Masitinib is an oral medication designed to block the activity of tyrosine kinases (a type of enzyme), thereby decreasing the activity of immune cells that are thought to drive inflammation and nerve cell dysfunction in ALS and other diseases.

A previous Phase 2/3 clinical trial, called AB10015 (NCT02588677), investigated two doses of masitinib (3 or 4.5 mg/kg/day) versus a placebo, both given in combination with Rilutek (riluzole), in 394 ALS patients.

Results showed that one year of masitinib treatment at high-dose significantly slowed the rate of disease progression by 27% relative to placebo and extended survival by over two years in patients with milder disease.

The AB19001 Phase 3 trial now seeks to confirm these findings in a larger group of patients with mild-to-moderate functional impairment — defined as scores of at least two points on each item of the ALS Functional Rating Scale-revised (ALSFRS-R).

The trial is recruiting up to 495 adults diagnosed within the past two years, who will be randomly assigned to one of two doses of masitinib (4.5 or 6 mg/kg per day) or a placebo, given twice daily for 48 weeks (nearly one year) in combination with a stable dose of Rilutek.
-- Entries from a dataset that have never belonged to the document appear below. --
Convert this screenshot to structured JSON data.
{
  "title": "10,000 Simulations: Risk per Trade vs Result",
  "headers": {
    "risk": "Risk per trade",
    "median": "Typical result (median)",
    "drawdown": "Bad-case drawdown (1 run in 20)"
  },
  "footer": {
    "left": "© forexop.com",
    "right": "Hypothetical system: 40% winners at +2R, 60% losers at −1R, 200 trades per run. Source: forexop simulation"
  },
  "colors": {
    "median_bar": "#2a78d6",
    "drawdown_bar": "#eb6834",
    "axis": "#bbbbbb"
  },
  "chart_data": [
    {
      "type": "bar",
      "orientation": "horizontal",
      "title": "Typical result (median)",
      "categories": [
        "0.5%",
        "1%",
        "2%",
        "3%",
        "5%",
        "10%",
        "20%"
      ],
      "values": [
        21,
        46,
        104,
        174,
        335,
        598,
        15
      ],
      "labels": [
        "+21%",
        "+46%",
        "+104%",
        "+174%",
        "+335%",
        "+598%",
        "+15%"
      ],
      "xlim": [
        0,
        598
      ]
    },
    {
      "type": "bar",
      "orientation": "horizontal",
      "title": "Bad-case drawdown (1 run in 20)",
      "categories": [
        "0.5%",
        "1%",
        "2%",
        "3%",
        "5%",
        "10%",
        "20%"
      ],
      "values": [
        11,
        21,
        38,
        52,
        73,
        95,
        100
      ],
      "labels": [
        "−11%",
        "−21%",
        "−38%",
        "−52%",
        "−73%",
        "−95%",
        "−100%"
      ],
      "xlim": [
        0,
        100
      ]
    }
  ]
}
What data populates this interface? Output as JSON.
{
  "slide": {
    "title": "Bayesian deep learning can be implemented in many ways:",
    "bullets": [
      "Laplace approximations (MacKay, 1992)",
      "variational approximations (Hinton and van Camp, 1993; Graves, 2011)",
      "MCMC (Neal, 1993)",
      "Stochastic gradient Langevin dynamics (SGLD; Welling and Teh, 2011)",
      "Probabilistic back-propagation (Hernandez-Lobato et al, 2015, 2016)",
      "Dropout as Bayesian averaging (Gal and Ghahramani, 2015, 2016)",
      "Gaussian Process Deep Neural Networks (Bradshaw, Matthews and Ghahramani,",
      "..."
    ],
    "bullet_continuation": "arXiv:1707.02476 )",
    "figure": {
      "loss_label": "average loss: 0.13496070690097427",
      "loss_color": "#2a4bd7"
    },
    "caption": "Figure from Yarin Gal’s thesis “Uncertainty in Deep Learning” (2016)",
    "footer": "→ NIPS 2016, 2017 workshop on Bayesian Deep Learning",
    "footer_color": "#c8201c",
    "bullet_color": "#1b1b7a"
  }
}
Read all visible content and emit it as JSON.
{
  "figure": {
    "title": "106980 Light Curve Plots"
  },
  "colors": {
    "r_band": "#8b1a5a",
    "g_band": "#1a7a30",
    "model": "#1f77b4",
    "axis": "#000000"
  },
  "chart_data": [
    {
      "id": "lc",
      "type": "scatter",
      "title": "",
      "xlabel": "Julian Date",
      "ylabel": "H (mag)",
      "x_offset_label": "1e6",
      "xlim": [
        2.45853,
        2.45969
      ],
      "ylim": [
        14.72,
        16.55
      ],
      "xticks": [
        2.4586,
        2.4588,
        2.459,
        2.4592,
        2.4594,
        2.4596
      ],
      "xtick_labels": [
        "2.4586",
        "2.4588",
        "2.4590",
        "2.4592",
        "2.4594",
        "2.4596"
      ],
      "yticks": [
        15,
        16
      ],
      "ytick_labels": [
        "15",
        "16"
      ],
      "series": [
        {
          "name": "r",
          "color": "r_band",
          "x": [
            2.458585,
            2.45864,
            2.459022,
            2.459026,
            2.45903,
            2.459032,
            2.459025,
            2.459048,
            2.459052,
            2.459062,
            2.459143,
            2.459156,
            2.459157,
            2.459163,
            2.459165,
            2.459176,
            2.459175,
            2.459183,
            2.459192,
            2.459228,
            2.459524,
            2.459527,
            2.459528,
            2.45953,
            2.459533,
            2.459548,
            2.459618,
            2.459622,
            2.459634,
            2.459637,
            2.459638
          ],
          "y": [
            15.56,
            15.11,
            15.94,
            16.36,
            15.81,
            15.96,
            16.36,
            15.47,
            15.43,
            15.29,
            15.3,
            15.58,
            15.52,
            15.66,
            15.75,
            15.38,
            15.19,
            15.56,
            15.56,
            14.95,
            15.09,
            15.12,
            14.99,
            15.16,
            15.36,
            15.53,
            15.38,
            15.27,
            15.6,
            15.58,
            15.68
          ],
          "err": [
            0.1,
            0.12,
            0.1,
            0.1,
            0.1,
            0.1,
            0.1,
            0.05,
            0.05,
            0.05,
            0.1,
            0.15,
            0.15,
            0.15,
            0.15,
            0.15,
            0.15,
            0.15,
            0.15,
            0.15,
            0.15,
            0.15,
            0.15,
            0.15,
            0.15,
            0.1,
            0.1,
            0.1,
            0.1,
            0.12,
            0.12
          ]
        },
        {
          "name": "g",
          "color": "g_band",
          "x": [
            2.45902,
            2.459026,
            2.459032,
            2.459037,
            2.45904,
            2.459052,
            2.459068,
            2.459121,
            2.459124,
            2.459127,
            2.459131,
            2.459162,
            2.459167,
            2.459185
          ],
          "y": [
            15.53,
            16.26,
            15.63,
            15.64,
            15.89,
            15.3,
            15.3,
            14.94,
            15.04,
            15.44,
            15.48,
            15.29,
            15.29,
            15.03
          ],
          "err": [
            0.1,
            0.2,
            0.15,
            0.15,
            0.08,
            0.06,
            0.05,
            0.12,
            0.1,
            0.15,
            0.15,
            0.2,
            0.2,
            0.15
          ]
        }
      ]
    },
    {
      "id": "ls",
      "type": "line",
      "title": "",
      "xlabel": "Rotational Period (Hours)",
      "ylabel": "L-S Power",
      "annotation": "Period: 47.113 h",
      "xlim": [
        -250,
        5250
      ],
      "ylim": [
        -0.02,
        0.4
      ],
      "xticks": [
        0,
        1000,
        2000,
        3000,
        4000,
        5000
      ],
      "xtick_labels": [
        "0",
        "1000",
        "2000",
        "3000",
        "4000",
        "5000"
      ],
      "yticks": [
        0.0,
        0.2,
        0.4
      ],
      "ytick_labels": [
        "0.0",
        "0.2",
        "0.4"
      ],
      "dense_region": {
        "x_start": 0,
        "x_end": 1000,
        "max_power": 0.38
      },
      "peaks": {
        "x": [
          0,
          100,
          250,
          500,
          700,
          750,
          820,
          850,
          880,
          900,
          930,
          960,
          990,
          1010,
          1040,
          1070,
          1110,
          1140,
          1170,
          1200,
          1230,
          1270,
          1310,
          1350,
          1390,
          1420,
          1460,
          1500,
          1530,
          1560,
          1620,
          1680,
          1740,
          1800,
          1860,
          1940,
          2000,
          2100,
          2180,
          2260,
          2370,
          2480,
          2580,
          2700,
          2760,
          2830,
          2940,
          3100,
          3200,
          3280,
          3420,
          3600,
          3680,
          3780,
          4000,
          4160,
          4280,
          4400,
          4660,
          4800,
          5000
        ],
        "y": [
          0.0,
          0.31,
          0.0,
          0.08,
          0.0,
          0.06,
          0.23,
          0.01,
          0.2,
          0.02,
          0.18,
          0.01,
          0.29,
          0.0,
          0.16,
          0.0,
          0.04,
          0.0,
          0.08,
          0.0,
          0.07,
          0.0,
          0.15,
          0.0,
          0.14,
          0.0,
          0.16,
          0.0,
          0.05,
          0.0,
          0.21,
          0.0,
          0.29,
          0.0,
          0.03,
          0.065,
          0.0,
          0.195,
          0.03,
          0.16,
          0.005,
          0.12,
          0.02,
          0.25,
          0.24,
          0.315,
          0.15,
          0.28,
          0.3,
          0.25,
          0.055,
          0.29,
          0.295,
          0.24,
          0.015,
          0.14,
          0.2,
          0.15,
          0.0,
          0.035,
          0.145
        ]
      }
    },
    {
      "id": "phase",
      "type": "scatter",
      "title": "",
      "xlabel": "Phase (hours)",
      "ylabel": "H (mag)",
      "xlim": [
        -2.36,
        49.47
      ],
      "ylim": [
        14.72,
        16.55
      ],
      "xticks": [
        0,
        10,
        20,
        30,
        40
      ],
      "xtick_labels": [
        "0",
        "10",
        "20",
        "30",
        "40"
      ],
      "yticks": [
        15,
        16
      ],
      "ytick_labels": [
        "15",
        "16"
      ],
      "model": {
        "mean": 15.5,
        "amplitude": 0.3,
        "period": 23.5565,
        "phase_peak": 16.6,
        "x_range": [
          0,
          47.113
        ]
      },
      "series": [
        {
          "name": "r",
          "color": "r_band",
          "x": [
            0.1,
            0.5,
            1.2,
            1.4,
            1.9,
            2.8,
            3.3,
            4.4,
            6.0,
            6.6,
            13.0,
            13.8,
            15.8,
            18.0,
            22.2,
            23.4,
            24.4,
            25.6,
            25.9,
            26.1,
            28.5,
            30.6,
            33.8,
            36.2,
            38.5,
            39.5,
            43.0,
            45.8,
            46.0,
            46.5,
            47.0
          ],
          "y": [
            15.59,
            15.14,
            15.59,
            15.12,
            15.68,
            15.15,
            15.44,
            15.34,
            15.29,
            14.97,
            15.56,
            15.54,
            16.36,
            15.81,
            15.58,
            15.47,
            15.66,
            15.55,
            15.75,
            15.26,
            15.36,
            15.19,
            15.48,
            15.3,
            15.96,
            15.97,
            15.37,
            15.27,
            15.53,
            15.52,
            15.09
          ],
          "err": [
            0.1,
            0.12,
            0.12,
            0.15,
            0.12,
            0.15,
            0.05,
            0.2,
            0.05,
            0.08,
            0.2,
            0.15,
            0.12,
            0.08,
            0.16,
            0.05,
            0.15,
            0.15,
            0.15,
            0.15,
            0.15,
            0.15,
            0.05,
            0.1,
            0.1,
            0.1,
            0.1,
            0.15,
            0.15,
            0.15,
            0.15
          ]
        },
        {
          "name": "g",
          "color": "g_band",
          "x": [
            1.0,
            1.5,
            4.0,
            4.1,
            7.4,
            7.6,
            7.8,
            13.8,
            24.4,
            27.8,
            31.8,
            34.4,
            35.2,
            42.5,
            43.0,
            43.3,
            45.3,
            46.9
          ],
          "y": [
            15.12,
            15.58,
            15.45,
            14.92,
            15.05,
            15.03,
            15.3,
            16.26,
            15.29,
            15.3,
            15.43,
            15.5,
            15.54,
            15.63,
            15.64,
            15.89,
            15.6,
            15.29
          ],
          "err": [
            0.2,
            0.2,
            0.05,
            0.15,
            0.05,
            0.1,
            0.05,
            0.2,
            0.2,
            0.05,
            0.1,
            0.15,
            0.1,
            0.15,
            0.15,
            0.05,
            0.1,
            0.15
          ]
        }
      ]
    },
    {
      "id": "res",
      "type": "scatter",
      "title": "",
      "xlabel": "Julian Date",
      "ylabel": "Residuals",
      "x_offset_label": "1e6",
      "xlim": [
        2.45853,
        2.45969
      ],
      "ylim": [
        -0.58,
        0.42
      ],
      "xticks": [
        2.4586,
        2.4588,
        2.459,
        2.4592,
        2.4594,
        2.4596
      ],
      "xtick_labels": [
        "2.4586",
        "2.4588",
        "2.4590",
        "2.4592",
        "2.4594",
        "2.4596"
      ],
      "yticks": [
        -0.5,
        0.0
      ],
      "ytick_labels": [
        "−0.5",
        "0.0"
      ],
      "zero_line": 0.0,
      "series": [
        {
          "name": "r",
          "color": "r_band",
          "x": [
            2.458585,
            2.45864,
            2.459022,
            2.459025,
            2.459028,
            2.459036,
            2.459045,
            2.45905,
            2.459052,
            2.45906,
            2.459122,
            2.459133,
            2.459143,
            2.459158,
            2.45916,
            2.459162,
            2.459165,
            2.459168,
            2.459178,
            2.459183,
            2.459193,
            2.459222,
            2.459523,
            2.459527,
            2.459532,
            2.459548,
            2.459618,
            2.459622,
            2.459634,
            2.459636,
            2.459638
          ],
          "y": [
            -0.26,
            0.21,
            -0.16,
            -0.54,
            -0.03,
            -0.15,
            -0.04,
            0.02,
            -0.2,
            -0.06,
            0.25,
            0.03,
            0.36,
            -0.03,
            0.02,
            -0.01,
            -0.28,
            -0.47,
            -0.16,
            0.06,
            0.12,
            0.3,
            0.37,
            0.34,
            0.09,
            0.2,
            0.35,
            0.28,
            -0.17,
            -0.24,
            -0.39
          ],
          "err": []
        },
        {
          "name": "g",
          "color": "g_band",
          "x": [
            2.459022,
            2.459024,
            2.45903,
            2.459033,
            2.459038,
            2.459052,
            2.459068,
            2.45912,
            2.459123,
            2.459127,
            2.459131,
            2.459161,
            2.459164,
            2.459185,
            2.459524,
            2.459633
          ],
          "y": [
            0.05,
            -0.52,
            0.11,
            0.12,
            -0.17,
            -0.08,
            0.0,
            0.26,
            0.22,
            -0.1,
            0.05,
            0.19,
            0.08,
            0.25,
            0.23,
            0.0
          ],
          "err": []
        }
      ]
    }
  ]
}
Contact information for the trial, taking place at sites in the U.S., Europe and elsewhere, is available here.

Its primary goal is to determine if masitinib plus Rilutek is better than Rilutek alone at lowering the rate of disease progression, defined as the change in ALSFRS-R scores over its 48 weeks of treatment. Secondary measures include changes in muscle strength, lung function, and quality of life, as well as the time to disease progression or death.

“The previous phase 2/3 trial demonstrated that masitinib significantly slowed functional decline, with long-term follow-up analysis showing a significantly prolonged survival when masitinib is initiated at an early stage of disease,” Fassotte said.

“It is therefore important that people living with ALS are given the opportunity to participate in this trial,” he added.

Masitinib trials in people with other disorders that were affected by the temporary hold are also again enrolling across several European countries, AB Science reported in September.